似島の旧軍施設

不詳

似島学園およびその南側に広がる旧陸軍の遺構。
日清戦争時に陸軍の一大拠点となった広島には戦争終結と共に軍隊が外地から続々と帰還することになったが、大陸から伝染病を持ち込まないよう、兵士を一定期間隔離して経過観察し消毒する施設(検疫所という)が必要となり、宇品に近い島にあるこの地が選ばれた。のちに日本都市計画の父と呼ばれることになる後藤新平は、軍医として似島検疫所建設の指揮を執り、出世のきっかけをつかんだという。
後の第一次大戦時にはドイツ人収容所として使われた。青島から連行されていたカール・ユーハイムが日本初のバウムクーヘンを焼いたのはこの地と伝えられる。ユーハイムのバウムクーヘンは産業奨励館(現在の原爆ドーム)で開かれた展覧会に出品され大好評を博したという。

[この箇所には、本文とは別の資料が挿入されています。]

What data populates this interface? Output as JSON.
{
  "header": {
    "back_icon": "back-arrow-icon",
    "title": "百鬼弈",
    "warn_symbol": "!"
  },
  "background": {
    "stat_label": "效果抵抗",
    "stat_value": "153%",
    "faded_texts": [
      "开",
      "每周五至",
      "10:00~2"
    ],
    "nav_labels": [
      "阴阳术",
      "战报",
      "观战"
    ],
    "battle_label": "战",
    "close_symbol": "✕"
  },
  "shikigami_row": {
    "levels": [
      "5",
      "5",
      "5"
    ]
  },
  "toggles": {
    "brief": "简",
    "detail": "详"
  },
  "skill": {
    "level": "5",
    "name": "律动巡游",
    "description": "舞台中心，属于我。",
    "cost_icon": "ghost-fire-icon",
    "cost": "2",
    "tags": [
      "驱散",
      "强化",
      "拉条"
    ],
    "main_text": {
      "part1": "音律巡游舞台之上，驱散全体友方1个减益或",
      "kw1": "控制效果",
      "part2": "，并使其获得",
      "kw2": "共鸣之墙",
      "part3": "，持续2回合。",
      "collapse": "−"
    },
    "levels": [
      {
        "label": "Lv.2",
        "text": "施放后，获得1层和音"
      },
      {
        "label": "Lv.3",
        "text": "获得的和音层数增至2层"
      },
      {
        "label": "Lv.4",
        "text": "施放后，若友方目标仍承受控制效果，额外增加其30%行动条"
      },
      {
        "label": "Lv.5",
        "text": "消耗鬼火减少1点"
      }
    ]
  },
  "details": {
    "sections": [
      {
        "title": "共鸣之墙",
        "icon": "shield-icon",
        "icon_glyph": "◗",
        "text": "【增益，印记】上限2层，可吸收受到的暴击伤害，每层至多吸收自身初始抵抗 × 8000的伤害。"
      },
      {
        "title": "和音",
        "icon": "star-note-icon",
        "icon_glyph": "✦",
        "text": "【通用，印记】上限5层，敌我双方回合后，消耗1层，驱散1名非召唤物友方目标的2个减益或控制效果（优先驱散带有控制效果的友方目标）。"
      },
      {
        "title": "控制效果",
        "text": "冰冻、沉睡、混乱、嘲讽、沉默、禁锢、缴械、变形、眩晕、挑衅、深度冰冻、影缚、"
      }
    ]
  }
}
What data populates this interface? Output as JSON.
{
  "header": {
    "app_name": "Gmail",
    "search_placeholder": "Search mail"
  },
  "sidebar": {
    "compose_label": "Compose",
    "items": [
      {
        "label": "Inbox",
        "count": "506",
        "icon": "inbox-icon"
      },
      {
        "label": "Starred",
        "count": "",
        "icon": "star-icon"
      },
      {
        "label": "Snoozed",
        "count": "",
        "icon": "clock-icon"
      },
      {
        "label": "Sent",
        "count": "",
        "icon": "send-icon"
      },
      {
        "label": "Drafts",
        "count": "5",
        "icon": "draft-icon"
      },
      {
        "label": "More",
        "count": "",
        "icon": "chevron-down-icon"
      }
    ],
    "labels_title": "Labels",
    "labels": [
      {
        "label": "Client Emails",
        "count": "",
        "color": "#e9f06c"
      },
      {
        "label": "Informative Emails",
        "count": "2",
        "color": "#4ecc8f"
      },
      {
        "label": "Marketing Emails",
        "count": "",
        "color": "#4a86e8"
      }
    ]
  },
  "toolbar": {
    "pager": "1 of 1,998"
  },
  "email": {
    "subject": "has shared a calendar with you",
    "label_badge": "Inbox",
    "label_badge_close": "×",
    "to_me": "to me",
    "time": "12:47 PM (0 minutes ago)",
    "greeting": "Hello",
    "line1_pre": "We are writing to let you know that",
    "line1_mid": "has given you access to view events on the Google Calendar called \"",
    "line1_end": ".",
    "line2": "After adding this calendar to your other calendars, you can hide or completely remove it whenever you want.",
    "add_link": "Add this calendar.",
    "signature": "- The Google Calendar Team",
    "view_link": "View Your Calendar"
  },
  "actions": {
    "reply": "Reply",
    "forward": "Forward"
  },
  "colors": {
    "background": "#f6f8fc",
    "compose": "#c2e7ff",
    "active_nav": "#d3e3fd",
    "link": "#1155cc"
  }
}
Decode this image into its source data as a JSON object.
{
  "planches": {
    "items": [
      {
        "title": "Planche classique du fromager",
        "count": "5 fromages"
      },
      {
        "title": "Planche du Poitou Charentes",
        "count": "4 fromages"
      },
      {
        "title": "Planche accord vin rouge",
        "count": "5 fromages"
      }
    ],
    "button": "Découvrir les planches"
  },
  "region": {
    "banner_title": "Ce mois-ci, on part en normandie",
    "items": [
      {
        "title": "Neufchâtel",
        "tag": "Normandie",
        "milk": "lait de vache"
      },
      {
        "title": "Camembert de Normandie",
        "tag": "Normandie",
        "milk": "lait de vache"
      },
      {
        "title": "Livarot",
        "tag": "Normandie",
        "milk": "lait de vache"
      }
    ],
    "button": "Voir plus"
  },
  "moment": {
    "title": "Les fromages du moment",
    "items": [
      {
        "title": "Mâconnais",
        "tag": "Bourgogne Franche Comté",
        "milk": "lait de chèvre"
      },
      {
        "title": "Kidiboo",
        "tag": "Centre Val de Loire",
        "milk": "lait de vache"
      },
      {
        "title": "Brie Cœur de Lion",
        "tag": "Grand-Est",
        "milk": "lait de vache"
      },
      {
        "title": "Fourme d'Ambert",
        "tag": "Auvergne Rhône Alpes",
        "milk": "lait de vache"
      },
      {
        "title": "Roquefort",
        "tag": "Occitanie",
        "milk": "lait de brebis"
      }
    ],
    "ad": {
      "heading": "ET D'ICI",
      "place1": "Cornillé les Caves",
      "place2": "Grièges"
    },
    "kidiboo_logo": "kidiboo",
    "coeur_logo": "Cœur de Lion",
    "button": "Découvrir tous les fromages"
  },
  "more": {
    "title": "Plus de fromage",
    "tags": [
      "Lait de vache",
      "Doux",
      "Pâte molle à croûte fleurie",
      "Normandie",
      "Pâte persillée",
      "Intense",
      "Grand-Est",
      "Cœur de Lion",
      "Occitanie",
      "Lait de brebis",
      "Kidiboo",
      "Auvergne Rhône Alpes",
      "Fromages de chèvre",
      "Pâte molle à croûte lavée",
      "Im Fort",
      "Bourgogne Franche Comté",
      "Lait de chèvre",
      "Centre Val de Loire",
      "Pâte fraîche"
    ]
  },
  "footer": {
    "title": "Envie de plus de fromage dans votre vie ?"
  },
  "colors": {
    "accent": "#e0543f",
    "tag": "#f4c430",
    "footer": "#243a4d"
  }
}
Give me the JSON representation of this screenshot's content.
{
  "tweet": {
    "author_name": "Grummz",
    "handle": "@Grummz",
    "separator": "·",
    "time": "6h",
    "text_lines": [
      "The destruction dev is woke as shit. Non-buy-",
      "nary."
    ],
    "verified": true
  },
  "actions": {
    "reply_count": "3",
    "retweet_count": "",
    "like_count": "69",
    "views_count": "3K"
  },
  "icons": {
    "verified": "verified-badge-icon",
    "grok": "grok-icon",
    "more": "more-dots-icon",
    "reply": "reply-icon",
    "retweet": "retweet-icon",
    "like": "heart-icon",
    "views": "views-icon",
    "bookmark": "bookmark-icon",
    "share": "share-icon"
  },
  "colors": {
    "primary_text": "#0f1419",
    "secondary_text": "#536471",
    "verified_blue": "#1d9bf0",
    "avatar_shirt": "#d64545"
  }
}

南側には弾薬庫跡(建物はない)と土塁が残っている。この土塁は爆発事故に備えたものと思われるが目隠しの意味もありそうだ。こちらはレンガではなくコンクリートが多用されているので昭和初期頃であろう。トンネルの底にはトロッコの軌条(レール)跡が見られる。
まだ現地を回っただけで感想レベルのことしか書けていないので、文献調査をしながら随時加筆したい。